Erdoğan, yapmak istedikleri düzenlemelerin kendisinin başkan olacağı Başkanlık sistemine hazırlık niteliğini taşıdığını da gizlemedi ve “Böyle bir süreç, cumhurbaşkanlığı makamını güçlendiriyor. Ama eğer başkanlık sistemine geçilecekse bu böyle olmalı” dedi.
Erdoğan, “Sizin kafanızda bir proje olduğu çok belli” sözleri üzerine, “Model var tabii” dedi ve 2011’den sonraki süreçte bunu halka götürebileceklerini, halkın kabul etmesi halinde bu adımın atılacağını söyledi. “Bu sözleriniz üzerine ‘Başkanlık sistemini kendisi için düşünüyor’ gibi değerlendirmeler gelecek. Bu yorum veya eleştirilere ne cevap vereceksiniz?” diye sorulunca da Erdoğan, son cumhurbaşkanlığı seçiminde “Kendisi için burayı hazırlıyor” şeklinde değerlendirmeler yapıldığını söyledi ve “Biz hiç kimsenin tahayyül, tasavvur edemeyeceği şekilde, tuttuk, Abdullah Bey’i adayımız olarak açıkladık. Önümüzdeki süreçte, kime öle, kim kala?” diye konuştu.
Halbuki Erdoğan, kendisinin o süreçte Cumhurbaşkanı olamayacağını gördüğü için uzlaşma ile bir Cumhurbaşkanı seçilebileceğini açıklamıştı. Son anda MHP Genel Başkanı Devlet Bahçeli’nin “Abdullah Gül seçilebilir” mesajı üzerine, Başbakanlığı da kaybedeceğini fark ederek, Gül’ü aday göstermek mecburiyetinde kalmıştı.

* * *


Dokunulmazlıklar konusunda da Erdoğan, “Biz bir defa, kendi programımıza bunu koyduk. Dedik ki ‘Herkes bu dokunulmazlık zırhından çıksın’. Sadece bunu siyasiye değil, yargı, yürütme, yasama, herkese istinasız bu olsun. Ama bunu sen sadece yasama ve yürütme organının mensuplarına böyle bir uygulamayı getirirsen ülkenin geleceği tehlikeye girer. Şu anda bu ne demektir? Eğer böyle yaklaşırsak yasama, yürütme organının mensuplarını siz bürokrasinin, ki yargı da bunun içinde, onun tamamen iki dudağı arasına mahkum ediyorsun demektir. Bu öyle bir şey getirir ki, siyaset kurumunu bitirir” diyor.
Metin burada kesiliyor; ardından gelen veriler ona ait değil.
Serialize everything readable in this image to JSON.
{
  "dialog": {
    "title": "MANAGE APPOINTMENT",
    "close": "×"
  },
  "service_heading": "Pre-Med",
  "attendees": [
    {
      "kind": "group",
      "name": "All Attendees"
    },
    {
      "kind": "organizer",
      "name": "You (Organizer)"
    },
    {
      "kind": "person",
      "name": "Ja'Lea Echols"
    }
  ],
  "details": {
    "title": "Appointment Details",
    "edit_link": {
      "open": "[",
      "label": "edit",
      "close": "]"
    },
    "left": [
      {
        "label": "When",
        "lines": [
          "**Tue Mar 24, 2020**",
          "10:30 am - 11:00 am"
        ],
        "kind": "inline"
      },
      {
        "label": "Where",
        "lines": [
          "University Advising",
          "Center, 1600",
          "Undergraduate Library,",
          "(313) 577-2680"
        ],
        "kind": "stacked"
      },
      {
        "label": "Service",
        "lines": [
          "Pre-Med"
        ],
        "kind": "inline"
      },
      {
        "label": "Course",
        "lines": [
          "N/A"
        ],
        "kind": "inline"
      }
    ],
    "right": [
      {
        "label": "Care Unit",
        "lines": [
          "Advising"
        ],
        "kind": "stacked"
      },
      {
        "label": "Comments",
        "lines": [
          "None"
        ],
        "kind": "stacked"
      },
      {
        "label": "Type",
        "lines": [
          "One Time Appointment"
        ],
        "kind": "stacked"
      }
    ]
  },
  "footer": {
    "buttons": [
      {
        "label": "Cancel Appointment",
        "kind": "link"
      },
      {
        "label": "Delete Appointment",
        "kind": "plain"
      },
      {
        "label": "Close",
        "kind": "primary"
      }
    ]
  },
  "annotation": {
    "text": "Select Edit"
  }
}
Tayyip Erdoğan, işte bu sözlerle hukuk devleti ve hukukun üstünlüğü konusunda cahil olduğunu sergilemektedir. Hakim teminatı olmadan kim hakimlik yapar ki? HSYK’yı değiştirir ve hakimleri Protestanların yetiştirdikleri arasından atarsanız, o zaman her istediğiniz olur değil mi?
Ayrıca şu var ki, bugün orgeneraller dahil askerlere de dokunuluyor. Dokunulmayan sadece Tayyip Erdoğan ve onun Protestan kadrolarıdır.